Judgment affirmed in part and reversed in part, and cause remanded.
O’Connor, J., concurs. *199Brown, C.J., and Pfeifer, J., concur in the syllabus and in part of the judgment. Lundberg Stratton, O’Donnell, and Cupp, JJ., concur in paragraph one of the syllabus and in part of the judgment.. Zachariah’s mother, Katherine E. Piper, is also a plaintiff in Zaehariah’s suit.
. We note that while our March 10, 2010 Case Announcements correctly reflected the propositions of law over which we granted jurisdiction, our March 10, 2010 entry in this ease contained a clerical *189error, indicating that we accepted the appeal of American Southern on Proposition of Law I. American Southern has briefed both Proposition of Law I, for which we did not accept jurisdiction, and Proposition of Law II, for which we did. We correct the clerical error by accepting the appeal of American Southern nunc pro tunc only on Proposition of Law II, and we will not address American Southern’s Proposition of Law I.
. The relevant language of each policy issued by Allstate is identical.
. The relevant language of each policy issued by Erie is identical.
. Appellants argue that we adopted Justice Cook’s Buckeye Union opinion in Penn Traffic Co. v. AIU Ins. Co., 99 Ohio St.3d 227, 2003-Ohio-3373, 790 N.E.2d 1199. Penn Traffic, however, is inapposite here, as it concerned employer liability for intentional torts, an entirely separate area of the law that has undergone significant change since that opinion was issued. See Kaminski v. Metal & Wire Prods. Co., 125 Ohio St.3d 250, 2010-Ohio-1027, 927 N.E.2d 1066.

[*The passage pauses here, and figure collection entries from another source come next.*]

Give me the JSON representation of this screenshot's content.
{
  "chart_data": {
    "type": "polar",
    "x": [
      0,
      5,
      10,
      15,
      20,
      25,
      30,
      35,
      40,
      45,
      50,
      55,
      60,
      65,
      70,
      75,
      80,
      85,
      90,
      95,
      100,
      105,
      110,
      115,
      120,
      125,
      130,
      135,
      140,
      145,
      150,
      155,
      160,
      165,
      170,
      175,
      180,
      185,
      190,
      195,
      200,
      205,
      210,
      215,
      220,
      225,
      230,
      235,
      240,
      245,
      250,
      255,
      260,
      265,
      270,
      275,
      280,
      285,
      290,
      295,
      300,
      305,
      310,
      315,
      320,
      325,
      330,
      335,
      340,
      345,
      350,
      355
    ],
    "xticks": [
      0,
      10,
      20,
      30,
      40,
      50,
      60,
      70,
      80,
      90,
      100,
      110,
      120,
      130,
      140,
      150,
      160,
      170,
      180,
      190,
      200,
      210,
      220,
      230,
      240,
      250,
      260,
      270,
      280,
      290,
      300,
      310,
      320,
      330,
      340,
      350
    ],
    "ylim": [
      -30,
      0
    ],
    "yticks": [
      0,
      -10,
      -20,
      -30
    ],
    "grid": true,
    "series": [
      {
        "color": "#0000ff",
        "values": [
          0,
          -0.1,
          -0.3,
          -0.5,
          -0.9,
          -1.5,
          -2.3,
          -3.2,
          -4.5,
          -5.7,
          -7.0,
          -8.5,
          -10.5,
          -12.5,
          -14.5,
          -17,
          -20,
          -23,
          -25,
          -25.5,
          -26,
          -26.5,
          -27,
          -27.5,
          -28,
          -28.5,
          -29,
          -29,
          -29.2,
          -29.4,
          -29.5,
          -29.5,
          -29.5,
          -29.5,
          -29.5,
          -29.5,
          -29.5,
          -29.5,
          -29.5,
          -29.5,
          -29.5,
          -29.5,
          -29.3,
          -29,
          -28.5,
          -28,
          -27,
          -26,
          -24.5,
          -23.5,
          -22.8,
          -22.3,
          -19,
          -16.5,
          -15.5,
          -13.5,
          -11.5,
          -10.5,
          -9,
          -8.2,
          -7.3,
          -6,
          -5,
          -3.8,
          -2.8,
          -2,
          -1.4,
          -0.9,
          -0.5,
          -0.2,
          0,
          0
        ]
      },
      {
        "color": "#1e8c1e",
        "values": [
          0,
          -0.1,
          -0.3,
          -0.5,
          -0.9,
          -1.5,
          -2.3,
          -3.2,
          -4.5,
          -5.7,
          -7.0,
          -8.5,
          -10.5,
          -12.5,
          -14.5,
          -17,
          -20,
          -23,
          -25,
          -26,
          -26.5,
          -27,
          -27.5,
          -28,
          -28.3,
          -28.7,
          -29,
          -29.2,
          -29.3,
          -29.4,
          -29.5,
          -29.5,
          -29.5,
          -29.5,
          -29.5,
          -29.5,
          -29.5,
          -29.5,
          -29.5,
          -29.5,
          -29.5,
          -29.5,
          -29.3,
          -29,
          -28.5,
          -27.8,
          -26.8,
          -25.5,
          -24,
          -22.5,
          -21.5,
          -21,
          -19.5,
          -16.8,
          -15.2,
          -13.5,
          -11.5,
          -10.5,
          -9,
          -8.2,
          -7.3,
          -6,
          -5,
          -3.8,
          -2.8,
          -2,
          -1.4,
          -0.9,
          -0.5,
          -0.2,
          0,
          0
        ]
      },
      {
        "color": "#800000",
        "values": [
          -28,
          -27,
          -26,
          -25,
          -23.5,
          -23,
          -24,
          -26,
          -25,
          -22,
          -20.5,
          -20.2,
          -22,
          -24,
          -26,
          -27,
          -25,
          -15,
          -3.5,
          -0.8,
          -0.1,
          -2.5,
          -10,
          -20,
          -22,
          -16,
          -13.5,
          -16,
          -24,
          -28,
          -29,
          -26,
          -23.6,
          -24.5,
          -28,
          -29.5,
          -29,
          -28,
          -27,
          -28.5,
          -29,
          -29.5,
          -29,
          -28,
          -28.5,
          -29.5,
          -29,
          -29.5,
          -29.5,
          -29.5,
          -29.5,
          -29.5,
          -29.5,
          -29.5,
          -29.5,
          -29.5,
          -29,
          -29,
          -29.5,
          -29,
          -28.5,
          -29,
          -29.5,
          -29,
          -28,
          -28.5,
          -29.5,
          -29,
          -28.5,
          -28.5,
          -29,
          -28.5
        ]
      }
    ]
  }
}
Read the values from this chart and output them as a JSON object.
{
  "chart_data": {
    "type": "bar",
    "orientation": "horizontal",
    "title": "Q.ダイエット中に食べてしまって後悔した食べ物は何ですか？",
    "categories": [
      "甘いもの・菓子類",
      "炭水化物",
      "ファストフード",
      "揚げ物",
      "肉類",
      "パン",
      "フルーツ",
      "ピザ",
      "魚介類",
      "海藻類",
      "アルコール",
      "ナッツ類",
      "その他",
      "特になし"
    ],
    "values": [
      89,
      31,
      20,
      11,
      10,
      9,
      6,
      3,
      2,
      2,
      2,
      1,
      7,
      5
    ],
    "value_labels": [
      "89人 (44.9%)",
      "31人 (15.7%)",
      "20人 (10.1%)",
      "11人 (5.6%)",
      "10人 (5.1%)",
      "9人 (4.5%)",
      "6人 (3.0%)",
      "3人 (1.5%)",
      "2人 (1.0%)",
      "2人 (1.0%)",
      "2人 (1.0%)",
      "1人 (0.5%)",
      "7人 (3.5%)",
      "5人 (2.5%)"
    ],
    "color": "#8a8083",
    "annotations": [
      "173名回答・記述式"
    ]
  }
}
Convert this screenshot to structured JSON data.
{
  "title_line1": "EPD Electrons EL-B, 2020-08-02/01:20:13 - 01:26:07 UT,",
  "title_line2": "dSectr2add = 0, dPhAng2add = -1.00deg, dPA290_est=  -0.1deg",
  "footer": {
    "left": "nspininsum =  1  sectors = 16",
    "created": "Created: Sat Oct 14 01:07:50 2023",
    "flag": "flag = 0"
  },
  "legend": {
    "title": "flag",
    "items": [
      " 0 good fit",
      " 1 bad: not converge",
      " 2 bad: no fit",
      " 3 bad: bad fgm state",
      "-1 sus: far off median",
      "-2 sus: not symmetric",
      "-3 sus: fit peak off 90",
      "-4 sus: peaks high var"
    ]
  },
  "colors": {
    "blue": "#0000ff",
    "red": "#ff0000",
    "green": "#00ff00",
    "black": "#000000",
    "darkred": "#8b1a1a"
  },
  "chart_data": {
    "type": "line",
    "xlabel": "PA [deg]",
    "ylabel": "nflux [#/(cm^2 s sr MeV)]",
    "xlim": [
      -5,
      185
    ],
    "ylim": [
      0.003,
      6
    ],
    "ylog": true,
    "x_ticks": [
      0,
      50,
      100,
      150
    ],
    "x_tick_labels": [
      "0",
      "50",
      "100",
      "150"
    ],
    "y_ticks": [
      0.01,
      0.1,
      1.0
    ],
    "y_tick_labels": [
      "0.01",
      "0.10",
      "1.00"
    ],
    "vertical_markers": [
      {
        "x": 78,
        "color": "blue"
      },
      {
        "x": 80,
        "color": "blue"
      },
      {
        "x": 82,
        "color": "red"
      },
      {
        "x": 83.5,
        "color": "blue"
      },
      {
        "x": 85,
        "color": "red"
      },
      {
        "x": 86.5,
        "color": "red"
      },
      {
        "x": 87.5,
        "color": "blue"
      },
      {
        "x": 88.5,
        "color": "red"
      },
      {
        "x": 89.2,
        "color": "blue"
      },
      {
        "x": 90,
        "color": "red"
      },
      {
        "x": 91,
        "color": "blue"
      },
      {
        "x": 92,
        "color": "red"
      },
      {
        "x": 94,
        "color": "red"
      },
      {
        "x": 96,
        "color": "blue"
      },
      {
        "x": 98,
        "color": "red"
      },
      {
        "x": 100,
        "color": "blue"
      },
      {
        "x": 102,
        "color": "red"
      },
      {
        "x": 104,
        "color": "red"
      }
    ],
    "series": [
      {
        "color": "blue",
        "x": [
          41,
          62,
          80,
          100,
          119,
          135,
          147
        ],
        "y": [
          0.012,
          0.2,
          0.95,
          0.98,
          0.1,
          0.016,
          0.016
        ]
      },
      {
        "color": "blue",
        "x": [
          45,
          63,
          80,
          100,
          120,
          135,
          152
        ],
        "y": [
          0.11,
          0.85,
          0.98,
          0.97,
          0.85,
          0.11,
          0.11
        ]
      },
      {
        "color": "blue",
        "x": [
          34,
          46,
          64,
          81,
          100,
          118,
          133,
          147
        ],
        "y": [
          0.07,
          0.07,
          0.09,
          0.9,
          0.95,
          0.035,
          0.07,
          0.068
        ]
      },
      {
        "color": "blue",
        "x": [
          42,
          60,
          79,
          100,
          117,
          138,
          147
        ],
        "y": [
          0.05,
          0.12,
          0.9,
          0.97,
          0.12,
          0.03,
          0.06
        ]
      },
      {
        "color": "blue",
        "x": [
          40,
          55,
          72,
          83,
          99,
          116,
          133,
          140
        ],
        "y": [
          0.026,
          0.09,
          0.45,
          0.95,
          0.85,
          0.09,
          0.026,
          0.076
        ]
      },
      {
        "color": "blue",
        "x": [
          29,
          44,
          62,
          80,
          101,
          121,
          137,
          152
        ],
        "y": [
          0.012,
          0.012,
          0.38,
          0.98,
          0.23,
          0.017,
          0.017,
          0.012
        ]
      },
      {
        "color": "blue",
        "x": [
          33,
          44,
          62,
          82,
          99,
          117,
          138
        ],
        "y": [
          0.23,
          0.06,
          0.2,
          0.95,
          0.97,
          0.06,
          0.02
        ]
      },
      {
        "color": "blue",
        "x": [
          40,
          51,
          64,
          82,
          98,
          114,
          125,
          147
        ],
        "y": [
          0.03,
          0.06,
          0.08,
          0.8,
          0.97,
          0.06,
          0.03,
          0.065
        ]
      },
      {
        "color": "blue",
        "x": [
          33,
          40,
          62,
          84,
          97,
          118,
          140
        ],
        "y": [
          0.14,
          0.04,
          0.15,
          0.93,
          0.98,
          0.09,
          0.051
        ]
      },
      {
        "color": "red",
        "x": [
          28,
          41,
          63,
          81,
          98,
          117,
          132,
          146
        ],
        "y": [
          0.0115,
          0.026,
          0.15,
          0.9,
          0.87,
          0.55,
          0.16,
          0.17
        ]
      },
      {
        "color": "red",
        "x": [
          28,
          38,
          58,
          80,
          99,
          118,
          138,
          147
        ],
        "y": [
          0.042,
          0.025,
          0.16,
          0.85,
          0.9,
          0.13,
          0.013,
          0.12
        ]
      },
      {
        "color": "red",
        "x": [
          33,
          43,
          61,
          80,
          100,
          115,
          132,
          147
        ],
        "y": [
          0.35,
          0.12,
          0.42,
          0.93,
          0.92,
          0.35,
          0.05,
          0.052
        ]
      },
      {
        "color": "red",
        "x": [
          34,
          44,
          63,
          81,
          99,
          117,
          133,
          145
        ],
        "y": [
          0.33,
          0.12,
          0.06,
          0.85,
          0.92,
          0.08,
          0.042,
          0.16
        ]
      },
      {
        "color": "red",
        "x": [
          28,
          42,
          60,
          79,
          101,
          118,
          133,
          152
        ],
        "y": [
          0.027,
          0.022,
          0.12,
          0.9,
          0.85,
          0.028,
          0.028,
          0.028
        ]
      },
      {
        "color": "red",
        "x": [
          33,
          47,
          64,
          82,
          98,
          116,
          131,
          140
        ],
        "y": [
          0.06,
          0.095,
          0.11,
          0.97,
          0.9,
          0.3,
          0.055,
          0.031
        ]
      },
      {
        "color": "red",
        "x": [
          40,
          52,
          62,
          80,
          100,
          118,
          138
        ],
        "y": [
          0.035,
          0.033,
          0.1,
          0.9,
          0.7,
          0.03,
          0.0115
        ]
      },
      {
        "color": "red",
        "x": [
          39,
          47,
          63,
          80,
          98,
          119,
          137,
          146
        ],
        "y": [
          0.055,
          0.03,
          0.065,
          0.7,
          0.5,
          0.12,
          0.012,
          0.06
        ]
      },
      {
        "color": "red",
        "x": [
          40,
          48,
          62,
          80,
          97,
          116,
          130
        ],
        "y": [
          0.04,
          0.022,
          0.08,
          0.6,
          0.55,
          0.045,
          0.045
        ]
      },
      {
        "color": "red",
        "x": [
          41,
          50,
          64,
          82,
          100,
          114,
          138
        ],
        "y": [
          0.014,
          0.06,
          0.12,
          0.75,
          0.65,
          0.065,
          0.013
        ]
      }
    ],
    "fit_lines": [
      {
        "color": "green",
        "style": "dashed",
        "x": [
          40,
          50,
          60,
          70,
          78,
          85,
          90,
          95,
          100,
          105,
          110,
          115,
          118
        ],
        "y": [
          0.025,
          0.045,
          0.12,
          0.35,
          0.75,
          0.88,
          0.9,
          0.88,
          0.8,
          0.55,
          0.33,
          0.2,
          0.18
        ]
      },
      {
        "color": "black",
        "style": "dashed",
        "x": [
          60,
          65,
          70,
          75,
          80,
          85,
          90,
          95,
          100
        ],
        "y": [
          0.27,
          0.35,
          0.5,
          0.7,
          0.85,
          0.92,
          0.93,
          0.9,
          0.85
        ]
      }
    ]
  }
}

. Allstate argues that its policy’s language precluding damage that “may reasonably be expected to result from the intentional * * * acts” of “any insured person” differentiates its policy from the others in a manner that triggers an objective test. (Emphasis sic.) We conclude that as interpreted in light of Swanson and Gearing, Allstate’s inclusion of the word “reasonably” into its exclusionary language does not alter our analysis here, because the issue of whether the harm was intended or could reasonably be expected to result from the an intentional act is a question of fact.